Impossível negar a boa química entre Gordon e o Batman na tela de cinema na última adaptação da criação de Bob Kane e Bill Finger. Durante o filme imaginei como eles construíram a relação de confiança. Graças a atuação de Jeffrey Wright, e algumas cenas bem encaixadas, pude notar em Jim Gordon um policial sem saber lidar direito com um assassino serial louco e fantasiado e um senso de dever intocável. Queria um pouco mais da vida do policial longe da delegacia, nem que fosse o mínimo. Não dá para ter tudo em um filme só.

Na HQ o Gordon está iniciando a relação com o Batman, mas é um personagem que já vi em muitas outras histórias. Trata-se daquele policial cansado, nervoso, pai solteiro apegado à filha e que conhece como ninguém as regras das ruas. Como parceiro, o policial irritadiço e determinado, tem um personagem esquecível. Harvey Bullock é um amontoado de clichês que surge como uma crítica a programas policiais sensacionalistas, e nada além disso.

Os dois Alfreds não assumem a figura de mordomo e são tutores de personalidades frias. Em ambos noto uma história pregressa mais militarizada. Há uma diferença crucial entre os dois. A figura paterna da HQ é atuante, não permanece só no apoio, questiona o modus operandi do Batman e é uma peça fundamental na trama. No filme há menos espaço, porém, gostei da relação mais emotiva com o Bruce e com toda a família Wayne.

A grande diferença

Em The Batman o herói divide a tela com o assassino serial apelidado de Charada. Os dois personagens possuem uma boa construção narrativa e o roteiro é tão coeso que existe uma conexão entre eles sem parecer um artifício forçado.

Ainda falando sobre o vilão, o visual dele choca e é algo novo.

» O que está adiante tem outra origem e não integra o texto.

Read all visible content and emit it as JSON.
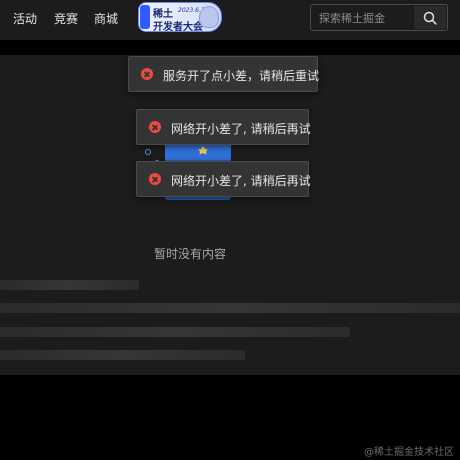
{
  "header": {
    "nav": [
      "活动",
      "竞赛",
      "商城"
    ],
    "banner": {
      "title": "稀土",
      "date": "2023.6.30",
      "subtitle": "开发者大会"
    },
    "search": {
      "placeholder": "探索稀土掘金",
      "value": ""
    }
  },
  "main": {
    "empty_text": "暂时没有内容"
  },
  "toasts": [
    {
      "message": "服务开了点小差，请稍后重试"
    },
    {
      "message": "网络开小差了, 请稍后再试"
    },
    {
      "message": "网络开小差了, 请稍后再试"
    }
  ],
  "watermark": "@稀土掘金技术社区",
  "colors": {
    "page_bg": "#000000",
    "panel_bg": "#1c1c1c",
    "toast_bg": "#343434",
    "error_red": "#ee4b3e",
    "illustration_blue": "#2f6fd6"
  }
}
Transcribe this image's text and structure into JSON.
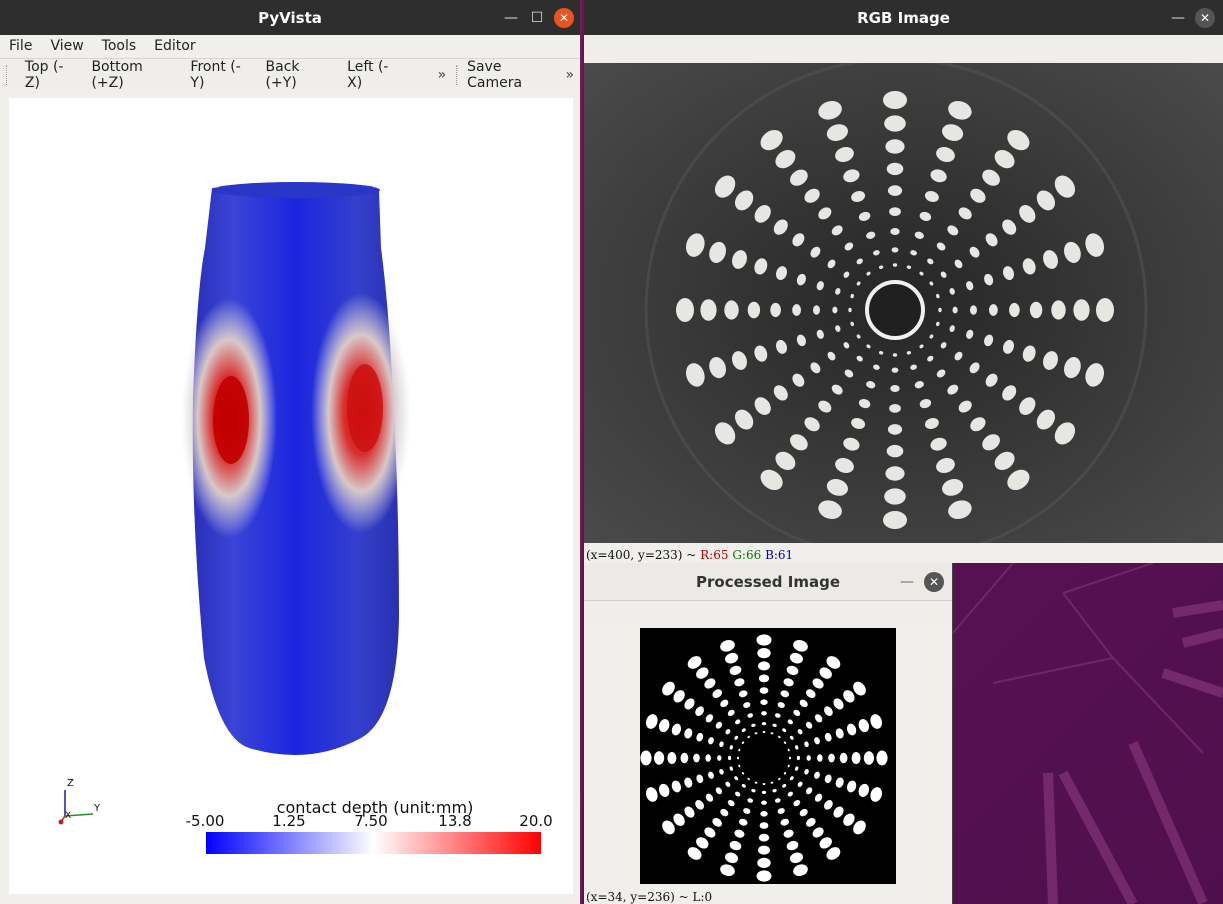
{
  "pyvista": {
    "title": "PyVista",
    "menu": [
      "File",
      "View",
      "Tools",
      "Editor"
    ],
    "toolbar": [
      "Top (-Z)",
      "Bottom (+Z)",
      "Front (-Y)",
      "Back (+Y)",
      "Left (-X)"
    ],
    "more_label": "»",
    "save_camera": "Save Camera",
    "more_label2": "»",
    "scalar_bar": {
      "title": "contact depth (unit:mm)",
      "ticks": [
        "-5.00",
        "1.25",
        "7.50",
        "13.8",
        "20.0"
      ],
      "colors": {
        "low": "#0000ff",
        "mid": "#ffffff",
        "high": "#ff0000"
      }
    },
    "axes": {
      "z": "Z",
      "y": "Y",
      "x": "X"
    }
  },
  "rgb": {
    "title": "RGB Image",
    "status_prefix": "(x=400, y=233) ~ ",
    "r": "R:65",
    "g": "G:66",
    "b": "B:61"
  },
  "processed": {
    "title": "Processed Image",
    "status": "(x=34, y=236) ~ L:0"
  },
  "colors": {
    "title_bar": "#2e2e2e",
    "close_button": "#e95420",
    "desktop": "#5e1a4e"
  },
  "icons": {
    "minimize": "minimize-icon",
    "maximize": "maximize-icon",
    "close": "close-icon"
  }
}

O diretor entrega uma nova visão ao mesmo tempo que mantém a essência do personagem (alguém que deseja desesperadamente chamar a atenção e possui uma forte ligação com charadas). Qual a origem deste novo conceito? É na obra Batman: Terra Um?

O Charada na HQ é o pior defeito da obra. Trata-se de mais um vilão que quer o caos pelo caos sem nenhum propósito profundo. Há nele muitas ideias utilizadas no filme: usar charadas em jogos de tortura com pessoas aprisionadas, atacar indivíduos envolvidos em corrupção e incriminar a família Wayne. Entretanto, tudo é pouco aprofundado e sem uma motivação forte do vilão.

O Charada da Terra Um ataca os corruptos mas também outras pessoas e atinge a elite corrompida ao mesmo tempo que não tem nenhuma noção distorcida de justiça como o Charada no filme do Reeves. Além disso, o incriminar a família Wayne não tem nenhuma justificativa. Nem no visual há um mero traço de criatividade.

Recomendação

Quando terminei de ler Terra Um senti que estava diante de um material que não só complementou como também me fez pensar a respeito de The Batman. É interessante identificar como vários elementos da HQ serviram de base para a construção do filme. E outros tiveram mais relação com outros quadrinhos (Mulher Gato). Se não assistiu ao filme assista e leia a HQ. Se já leu, assista o filme porque você não vai se arrepender.